D’après The Economist, la moitié de tout le cash en circulation serait liée à des activités illicites et permettrait aux perpétrateurs d’échapper à la surveillance digitale toujours plus intrusive du système financier par les gouvernements. De même, les autorités fiscales indiquent que la non-déclaration au fisc de revenus en cash reste la principale source d’évasion fiscale. Tout cela pourrait sembler être un argument définitif en faveur du digital. Mais comme on l’a vu plus haut, la mise au pas de toutes ces activités en cash, si ce dernier était supprimé, ne les empêcherait pas de trouver d’autres moyens, digitaux cette fois, qui fonctionnent toujours avec le principe clé de l’anonymat. Les blanchisseurs ne se privent d’ailleurs pas d’utiliser, déjà aujourd’hui, les moyens papier et digitaux en parallèle.

Ce qui ressort de cette analyse de la fin du cash, est que cette évolution va surtout permettre de contrôler les activités de ceux qui n’ont rien à se reprocher. Une partie des citoyens s’en satisfera. Une autre partie, pour laquelle la préservation des libertés et de la sphère privée est une valeur cardinale dans le rapport entre le citoyen et l’Etat, en sera contrariée. Mais tous devront s’y plier.

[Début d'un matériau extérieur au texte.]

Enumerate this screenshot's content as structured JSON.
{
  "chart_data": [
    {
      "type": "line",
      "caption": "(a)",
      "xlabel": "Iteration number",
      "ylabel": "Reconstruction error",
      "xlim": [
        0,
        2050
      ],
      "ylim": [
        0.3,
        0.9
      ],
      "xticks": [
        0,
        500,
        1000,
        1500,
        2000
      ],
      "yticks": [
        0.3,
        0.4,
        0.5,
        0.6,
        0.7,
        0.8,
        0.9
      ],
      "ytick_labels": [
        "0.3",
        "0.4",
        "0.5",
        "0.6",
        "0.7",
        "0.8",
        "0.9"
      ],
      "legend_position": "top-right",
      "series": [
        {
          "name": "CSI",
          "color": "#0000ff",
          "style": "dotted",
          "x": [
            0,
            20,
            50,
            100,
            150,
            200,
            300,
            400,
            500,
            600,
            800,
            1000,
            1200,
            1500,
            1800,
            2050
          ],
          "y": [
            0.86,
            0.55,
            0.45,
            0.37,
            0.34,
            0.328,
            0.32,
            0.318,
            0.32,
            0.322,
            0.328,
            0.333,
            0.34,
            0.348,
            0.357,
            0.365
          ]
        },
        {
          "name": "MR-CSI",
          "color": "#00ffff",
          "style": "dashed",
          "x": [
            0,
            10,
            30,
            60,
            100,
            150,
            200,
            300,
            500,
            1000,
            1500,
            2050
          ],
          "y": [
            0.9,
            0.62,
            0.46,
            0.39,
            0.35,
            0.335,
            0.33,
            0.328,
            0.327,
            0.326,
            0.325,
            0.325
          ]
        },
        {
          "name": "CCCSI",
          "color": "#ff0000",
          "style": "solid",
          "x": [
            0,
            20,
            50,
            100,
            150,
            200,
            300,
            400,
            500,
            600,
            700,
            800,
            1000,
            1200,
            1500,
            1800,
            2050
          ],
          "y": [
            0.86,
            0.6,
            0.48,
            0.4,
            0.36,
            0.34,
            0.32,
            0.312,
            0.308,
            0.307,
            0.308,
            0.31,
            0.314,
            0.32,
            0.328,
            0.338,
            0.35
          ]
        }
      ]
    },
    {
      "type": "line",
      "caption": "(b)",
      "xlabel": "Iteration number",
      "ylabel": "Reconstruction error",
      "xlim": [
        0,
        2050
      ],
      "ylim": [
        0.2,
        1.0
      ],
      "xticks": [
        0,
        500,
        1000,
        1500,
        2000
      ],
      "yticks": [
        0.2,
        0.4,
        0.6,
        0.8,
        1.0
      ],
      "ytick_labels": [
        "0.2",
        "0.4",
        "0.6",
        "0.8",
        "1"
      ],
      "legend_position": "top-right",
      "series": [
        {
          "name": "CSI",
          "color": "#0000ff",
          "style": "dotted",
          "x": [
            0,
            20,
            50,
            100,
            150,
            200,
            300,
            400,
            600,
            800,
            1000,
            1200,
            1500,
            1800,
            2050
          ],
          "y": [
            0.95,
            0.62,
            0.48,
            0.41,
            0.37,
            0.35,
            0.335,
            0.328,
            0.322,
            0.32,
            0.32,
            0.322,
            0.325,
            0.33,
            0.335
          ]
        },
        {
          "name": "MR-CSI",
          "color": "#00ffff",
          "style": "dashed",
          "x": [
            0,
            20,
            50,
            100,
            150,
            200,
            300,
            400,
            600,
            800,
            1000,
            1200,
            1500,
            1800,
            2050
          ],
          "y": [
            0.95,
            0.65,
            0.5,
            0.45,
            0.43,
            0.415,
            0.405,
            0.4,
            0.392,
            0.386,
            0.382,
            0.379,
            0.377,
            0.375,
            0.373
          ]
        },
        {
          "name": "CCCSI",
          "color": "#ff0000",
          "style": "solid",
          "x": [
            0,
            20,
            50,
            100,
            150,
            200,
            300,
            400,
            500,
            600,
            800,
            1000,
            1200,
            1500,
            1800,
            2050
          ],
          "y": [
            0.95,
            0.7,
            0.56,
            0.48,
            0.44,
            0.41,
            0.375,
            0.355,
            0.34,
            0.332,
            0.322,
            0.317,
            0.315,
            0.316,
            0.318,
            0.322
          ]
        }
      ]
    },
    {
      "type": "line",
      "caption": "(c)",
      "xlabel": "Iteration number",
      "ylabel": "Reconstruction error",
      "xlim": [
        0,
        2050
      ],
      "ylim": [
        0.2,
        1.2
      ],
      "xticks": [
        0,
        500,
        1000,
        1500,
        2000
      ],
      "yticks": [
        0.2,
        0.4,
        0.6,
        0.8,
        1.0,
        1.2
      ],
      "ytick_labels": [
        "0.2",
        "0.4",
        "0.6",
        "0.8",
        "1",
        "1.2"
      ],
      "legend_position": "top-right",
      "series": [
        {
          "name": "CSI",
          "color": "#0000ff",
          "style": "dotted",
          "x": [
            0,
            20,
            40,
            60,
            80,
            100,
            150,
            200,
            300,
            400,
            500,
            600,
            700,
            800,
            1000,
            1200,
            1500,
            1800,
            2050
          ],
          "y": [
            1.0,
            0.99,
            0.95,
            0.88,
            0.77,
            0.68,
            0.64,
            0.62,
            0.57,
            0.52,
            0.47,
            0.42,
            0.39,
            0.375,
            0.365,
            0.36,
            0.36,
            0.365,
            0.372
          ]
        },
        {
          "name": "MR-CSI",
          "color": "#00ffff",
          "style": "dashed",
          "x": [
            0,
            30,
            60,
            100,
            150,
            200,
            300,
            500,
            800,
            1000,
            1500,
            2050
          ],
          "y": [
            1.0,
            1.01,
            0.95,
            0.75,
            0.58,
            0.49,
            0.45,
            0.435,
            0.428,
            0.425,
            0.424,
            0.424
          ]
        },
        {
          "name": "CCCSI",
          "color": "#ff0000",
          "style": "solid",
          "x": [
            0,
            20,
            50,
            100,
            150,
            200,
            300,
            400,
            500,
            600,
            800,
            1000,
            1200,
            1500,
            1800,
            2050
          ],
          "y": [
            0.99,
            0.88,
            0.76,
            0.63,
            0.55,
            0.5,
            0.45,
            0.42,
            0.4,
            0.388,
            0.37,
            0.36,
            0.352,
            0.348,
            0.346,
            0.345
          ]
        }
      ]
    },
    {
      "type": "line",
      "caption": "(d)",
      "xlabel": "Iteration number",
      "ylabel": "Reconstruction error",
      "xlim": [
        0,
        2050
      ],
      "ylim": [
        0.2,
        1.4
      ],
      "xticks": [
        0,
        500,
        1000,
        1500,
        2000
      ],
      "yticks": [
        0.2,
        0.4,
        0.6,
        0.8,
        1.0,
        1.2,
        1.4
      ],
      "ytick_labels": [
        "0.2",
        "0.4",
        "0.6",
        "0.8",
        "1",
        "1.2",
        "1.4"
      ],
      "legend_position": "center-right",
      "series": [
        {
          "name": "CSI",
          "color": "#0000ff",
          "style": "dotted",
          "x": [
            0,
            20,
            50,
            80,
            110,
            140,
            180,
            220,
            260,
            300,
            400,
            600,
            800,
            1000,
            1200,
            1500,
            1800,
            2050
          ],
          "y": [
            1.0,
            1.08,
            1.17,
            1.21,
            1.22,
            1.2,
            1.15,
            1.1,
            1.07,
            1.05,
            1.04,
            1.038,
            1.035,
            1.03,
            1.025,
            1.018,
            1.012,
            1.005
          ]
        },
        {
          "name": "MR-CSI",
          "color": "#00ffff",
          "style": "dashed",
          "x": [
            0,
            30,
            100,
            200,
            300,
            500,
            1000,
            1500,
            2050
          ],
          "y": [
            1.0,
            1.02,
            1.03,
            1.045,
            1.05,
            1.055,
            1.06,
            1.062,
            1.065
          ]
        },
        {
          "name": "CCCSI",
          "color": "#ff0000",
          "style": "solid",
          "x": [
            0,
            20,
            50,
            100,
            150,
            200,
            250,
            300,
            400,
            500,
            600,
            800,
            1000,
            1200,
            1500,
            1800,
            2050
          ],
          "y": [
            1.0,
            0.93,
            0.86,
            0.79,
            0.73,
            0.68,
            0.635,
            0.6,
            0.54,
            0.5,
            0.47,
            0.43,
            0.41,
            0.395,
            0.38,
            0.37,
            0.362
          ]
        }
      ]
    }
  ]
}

En revanche, ceux qui s’adonnent à des activités illicites ont déjà d’autres ressources pour échapper à la surveillance digitale, comme les transactions anonymes sur la blockchain non gouvernementale, et l’usage de sociétés-écran, qui restent obstinément peu régulées à ce jour. Rien qu’avec ces deux outils, des milliards sont blanchis chaque année.